A two-time Pulitzer Prize winner, Mr. Wilson’s sharply hewn characters and lyrical voice embody a century-long struggle against racism and injustice. He was born and reared in Pittsburgh where, as an African American, he was confronted with the reality of prejudice and bigotry that would become a constant and powerful theme of his work.
Growing up in the Hill District of the city, Mr. Wilson dropped out of school at age 15, turning instead to the local library and its shelves. He consumed books of literature, sociology, theology and philosophy, and by the late 1960s, discovered cultural nationalism. He was intent on using his plays to increase self-awareness and self-determination among Blacks, and soon the first seeds of his dramatic expression began to spring forth. He and friend Rob Penny founded Black Horizons Theater, a local community theater aimed at raising social consciousness within the Black community.

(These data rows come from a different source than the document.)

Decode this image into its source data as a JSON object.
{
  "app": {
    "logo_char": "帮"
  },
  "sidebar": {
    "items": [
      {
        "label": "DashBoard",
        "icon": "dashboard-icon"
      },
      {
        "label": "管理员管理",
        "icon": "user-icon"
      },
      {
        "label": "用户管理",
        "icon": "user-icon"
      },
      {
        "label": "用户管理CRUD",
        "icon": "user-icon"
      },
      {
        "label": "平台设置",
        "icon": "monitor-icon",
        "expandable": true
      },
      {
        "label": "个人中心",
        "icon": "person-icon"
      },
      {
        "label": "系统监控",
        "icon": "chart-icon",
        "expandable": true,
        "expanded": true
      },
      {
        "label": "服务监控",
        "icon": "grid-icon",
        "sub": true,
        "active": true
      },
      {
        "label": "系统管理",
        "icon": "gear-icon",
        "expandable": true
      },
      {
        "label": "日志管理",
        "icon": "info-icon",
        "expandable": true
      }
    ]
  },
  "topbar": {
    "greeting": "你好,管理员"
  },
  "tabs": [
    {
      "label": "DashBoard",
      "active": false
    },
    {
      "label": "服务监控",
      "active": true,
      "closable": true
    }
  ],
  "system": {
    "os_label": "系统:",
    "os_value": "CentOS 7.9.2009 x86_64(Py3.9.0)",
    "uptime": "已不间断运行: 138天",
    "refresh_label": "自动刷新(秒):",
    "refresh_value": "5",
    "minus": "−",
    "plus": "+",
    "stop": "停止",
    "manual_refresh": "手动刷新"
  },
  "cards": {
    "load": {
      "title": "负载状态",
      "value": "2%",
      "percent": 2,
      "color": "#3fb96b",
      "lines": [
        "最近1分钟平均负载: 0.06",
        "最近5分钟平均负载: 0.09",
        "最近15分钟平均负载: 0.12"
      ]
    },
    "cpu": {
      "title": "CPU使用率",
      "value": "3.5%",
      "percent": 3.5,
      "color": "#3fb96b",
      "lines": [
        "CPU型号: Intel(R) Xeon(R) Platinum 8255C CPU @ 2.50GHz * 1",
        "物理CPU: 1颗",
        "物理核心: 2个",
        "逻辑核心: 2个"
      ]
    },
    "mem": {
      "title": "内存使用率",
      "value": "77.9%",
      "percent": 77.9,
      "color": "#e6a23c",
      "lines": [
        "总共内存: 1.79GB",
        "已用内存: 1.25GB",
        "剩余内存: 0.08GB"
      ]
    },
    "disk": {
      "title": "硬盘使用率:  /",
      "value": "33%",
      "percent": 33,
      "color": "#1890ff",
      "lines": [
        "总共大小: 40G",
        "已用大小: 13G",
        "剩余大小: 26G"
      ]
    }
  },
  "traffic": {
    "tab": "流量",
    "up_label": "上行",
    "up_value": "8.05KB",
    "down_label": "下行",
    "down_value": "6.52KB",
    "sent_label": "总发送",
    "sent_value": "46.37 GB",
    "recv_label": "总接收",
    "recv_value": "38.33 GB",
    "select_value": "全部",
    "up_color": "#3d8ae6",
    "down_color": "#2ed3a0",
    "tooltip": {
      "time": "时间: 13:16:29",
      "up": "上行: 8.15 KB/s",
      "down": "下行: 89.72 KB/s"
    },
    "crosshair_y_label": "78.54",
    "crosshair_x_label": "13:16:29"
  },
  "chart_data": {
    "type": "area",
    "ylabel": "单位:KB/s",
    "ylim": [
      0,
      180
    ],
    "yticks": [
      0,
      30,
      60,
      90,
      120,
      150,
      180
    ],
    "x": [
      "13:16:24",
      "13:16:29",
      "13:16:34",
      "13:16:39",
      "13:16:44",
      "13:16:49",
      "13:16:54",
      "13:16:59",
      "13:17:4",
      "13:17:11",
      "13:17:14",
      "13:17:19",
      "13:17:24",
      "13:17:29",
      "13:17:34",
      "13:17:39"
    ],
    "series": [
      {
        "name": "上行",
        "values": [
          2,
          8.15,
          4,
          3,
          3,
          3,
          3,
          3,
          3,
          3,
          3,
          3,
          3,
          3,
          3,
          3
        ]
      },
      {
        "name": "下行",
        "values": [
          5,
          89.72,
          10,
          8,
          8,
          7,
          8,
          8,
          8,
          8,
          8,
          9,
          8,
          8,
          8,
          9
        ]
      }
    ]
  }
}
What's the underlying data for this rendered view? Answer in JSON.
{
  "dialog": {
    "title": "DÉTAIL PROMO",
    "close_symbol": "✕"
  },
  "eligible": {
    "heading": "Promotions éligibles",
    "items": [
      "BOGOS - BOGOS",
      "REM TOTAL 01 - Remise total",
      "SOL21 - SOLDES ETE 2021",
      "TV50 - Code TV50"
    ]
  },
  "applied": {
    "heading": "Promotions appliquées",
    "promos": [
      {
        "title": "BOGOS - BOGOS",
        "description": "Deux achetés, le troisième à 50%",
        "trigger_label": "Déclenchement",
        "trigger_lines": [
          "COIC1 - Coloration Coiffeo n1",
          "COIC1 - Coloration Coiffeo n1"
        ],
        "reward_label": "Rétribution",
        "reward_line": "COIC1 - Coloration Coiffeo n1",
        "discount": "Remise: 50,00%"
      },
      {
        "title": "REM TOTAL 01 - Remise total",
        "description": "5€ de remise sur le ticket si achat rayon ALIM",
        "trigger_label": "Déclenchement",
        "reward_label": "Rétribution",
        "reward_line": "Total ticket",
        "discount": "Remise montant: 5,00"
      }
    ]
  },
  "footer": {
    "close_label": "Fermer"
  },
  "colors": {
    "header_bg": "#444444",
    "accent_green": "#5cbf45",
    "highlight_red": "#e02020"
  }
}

In 1978, he moved to St. Paul, Minn., and wrote and produced his first production, the musical satire, “Black Bart and the Sacred Hills,” based on a series of his poems. Six years later, his critically acclaimed play, “Ma Rainey’s Black Bottom,” announced his arrival as a major new voice in American theater. He since has become one of this country’s most produced playwrights, and at one time, thrilled audiences with two of his works on Broadway simultaneously.
Mr. Wilson’s plays explore the heritage and experience of Black Americans throughout the 20th century. All but one of the plays are set in Pittsburgh and are marked by true-to-life dialogue. Each of his plays represents a decade within that 100-year time frame, chronicling his characters’ confrontations with racism within the context of the era. Collectively, they form a timeline that traces the development of modern-day Black American culture, a dramatic recounting of the nation’s racial history. His plays are populated with complex characters, the most noble of which are often the poor.
Mr. Wilson has written two Pulitzer Prize-winning dramas, “The Piano Lesson” (1990) and “Fences” (1987). His eighth installment in the series, “King Hedley II,” premiered in 1999 to critical acclaim. Taking place in the 1980s, it examined the breakdown of a Black American family. The play garnered several Tony nominations. In fact, he has won every major award the theater has to offer.
His newest play, “Gem of the Ocean,” set in 1904, premiered this past year and is making its way to Broadway. During 2003, Mr. Wilson took the stage himself for the first time. He performed his autobiographical one-man show, How I Learned What I Learned, at the Seattle Repertory Theatre to sold-out audiences, a performance he has been invited to reprise by theaters across the country.
August Wilson is among the most widely produced and critically acclaimed playwrights of his generation. Through hundreds of professional productions of his plays, Black artists have been able to develop their talents. His body of work has found a home in America’s theaters and in America’s heart, stirring us with passion and challenging us to recognize the truths about ourselves.
Note: This profile was written at the time of the awards’ presentation.
August Wilson passed away on October 2, 2005.